L'avenir dépend de nombreux facteurs
Selon Pierrick Jan, les attentes de la jeune génération seront déterminantes, et elles sont les suivantes: de meilleurs revenus, un meilleur équilibre entre vie professionnelle et vie privée, et un allègement des charges administratives. Les conflits commerciaux internationaux, la politique agricole et les comportements de consommation jouent également un rôle.
"Dans l'ensemble, l'environnement est devenu plus incertain", explique Pierrick Jan. "La capacité des chefs d'exploitation à gérer les risques et les imprévus devient donc plus importante."
Jonas Ingold/LID
La jeune génération veut une agriculture stable et productive
La jeune génération de l'agriculture suisse se prononce clairement en faveur d'une politique agricole productive, diversifiée et pérenne. Les préoccupations des jeunes agriculteurs coïncident en grande partie avec celles des générations précédentes.
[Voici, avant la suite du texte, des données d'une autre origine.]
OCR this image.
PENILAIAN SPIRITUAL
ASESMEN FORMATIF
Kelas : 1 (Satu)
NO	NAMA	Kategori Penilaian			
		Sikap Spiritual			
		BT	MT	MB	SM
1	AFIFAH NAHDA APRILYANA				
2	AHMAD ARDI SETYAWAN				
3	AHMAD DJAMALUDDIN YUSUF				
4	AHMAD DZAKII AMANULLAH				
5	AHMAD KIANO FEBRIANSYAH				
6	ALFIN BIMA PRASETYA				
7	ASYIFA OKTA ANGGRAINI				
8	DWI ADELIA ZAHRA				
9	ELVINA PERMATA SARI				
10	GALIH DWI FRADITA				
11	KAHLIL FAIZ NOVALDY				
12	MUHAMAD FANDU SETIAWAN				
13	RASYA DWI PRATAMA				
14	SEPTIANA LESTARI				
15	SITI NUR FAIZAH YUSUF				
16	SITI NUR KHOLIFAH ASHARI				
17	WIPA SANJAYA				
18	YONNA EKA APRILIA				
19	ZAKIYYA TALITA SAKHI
Telles sont les conclusions d'un travail semestriel réalisé par deux étudiants en licence à la BFH-HAFL.
Souhait d'une sécurité de planification
Au cœur de leurs préoccupations figurent le souhait de prix stables à la production et d'une organisation fiable du marché, a déclaré Jonas Zürcher, qui a mené cette étude en collaboration avec Muriel Reimers. Les jeunes chefs d'exploitation soulignent l'importance des mesures de protection douanière et des instruments de contribution existants. "Il est important de ne pas modifier constamment les systèmes, mais de mettre en place des mesures durables", telle est l'une de leurs revendications.
La diversité plutôt que le changement à tout prix
Les jeunes agriculteurs se prononcent également en faveur d'une production alimentaire diversifiée, mais se montrent sceptiques face à des changements rapides de système ou à des revirements radicaux dans la politique agricole. Les personnes interrogées souhaitent plutôt une évolution axée sur la stabilité et la fiabilité.
Consensus entre les générations
Selon Muriel Reimers, il est surprenant de constater à quel point les opinions de la jeune génération correspondent aux résultats d'une enquête menée à l'échelle nationale par l'USP. Les jeunes agriculteurs comme la génération plus âgée considèrent que la garantie du degré d'autosuffisance et une politique de marché fiable sont des priorités.
L'accès aux exploitations reste un sujet d'actualité
En ce qui concerne la reprise des exploitations agricoles, il est apparu que les jeunes souhaitent un accès plus facile aux exploitations non familiales. À leur avis, il pourrait également être plus facile à l'avenir pour les investisseurs de mettre en place des structures et de se lancer dans l'agriculture.
La formation, un élément clé
Outre les questions liées au marché et aux structures, la formation est une préoccupation centrale. De nombreux futurs chefs d'exploitation se sentent insuffisamment préparés aux défis administratifs et financiers liés à la gestion d'une exploitation.